Torpes por naturaleza
Quienes nos conocen toman sus recaudos. En mi caso, por ejemplo, evitan darme los vasos y las copas más caras, ante los antecedentes de vidrios desparramados en el suelo. Somos de una especie no tan rara: los torpes por naturaleza.

Los objetos que caen en nuestras manos suelen resbalar fácilmente. Por semana, nuestros teléfonos celulares rebotan en el piso al menos unas cinco veces. Tropezar en las veredas ya forma parte de la rutina, y abrir alguna ventana sin golpearnos la cabeza es casi imposible. En los bares, mejor sentarse lejos de nosotros para evitar que la botella de gaseosa derrame su contenido en las ropas.
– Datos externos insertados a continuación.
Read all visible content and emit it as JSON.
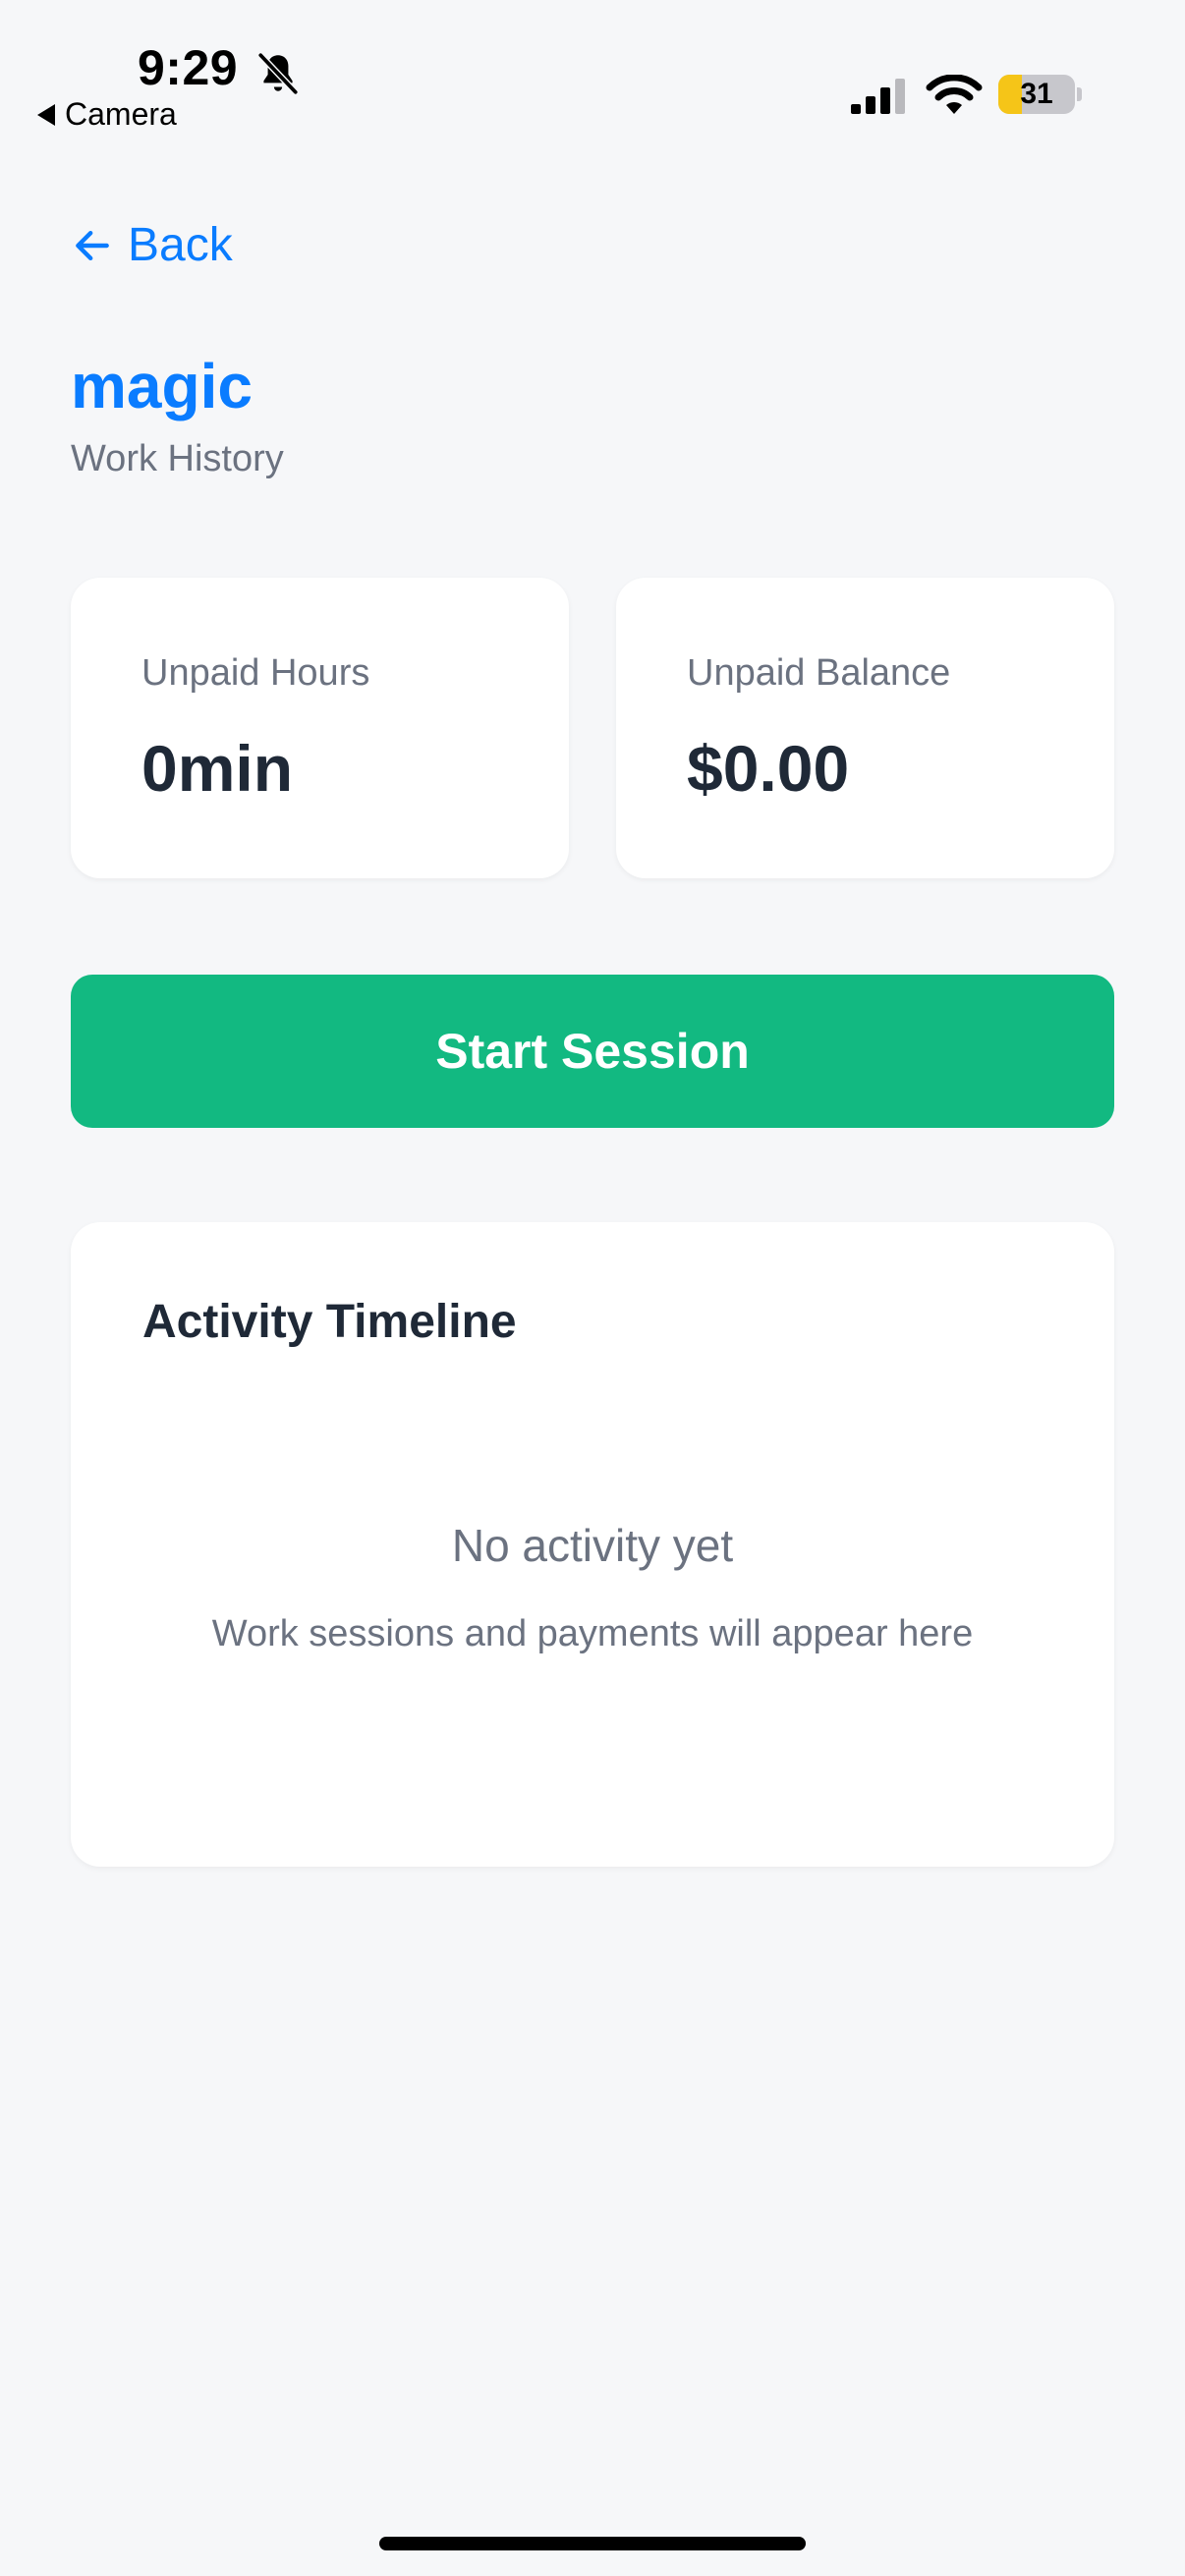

Tres veces he terminado en sanatorios: de niño, una semilla de mandarinas decidió quedarse en mi oreja. Mis padres recorrieron cinco guardias hasta encontrar una en la que lograron sacármela. Ya me imaginaba creciendo con una planta de mandarina en mi oreja. He pisado un rastrillo en el medio de la oscuridad y el filo del palo de madera me dio en la frente, cerca del ojo. El resultado fueron cinco puntos de sutura. Terminé con el pie enyesado luego de pisar un bache en plena 25 de Mayo, cruzando a un quiosco. Los torpes también tomamos nuestros recaudos. En los restaurantes evito pedir comidas con salsa, porque seguramente tendré una mancha roja en la camisa. Obvio que el azar colabora. De lo contrario no se explicaría que las palomas de tribunales se ensañen con mi traje cuando estoy haciendo una nota en el Palacio de Justicia.

Acostumbrados, no nos queda otra que tomarlo con humor. Y cada tanto, descubrimos que hay otro igual que nosotros. Porque aunque algunos se asombren, en este mundo también hay lugar para los torpes.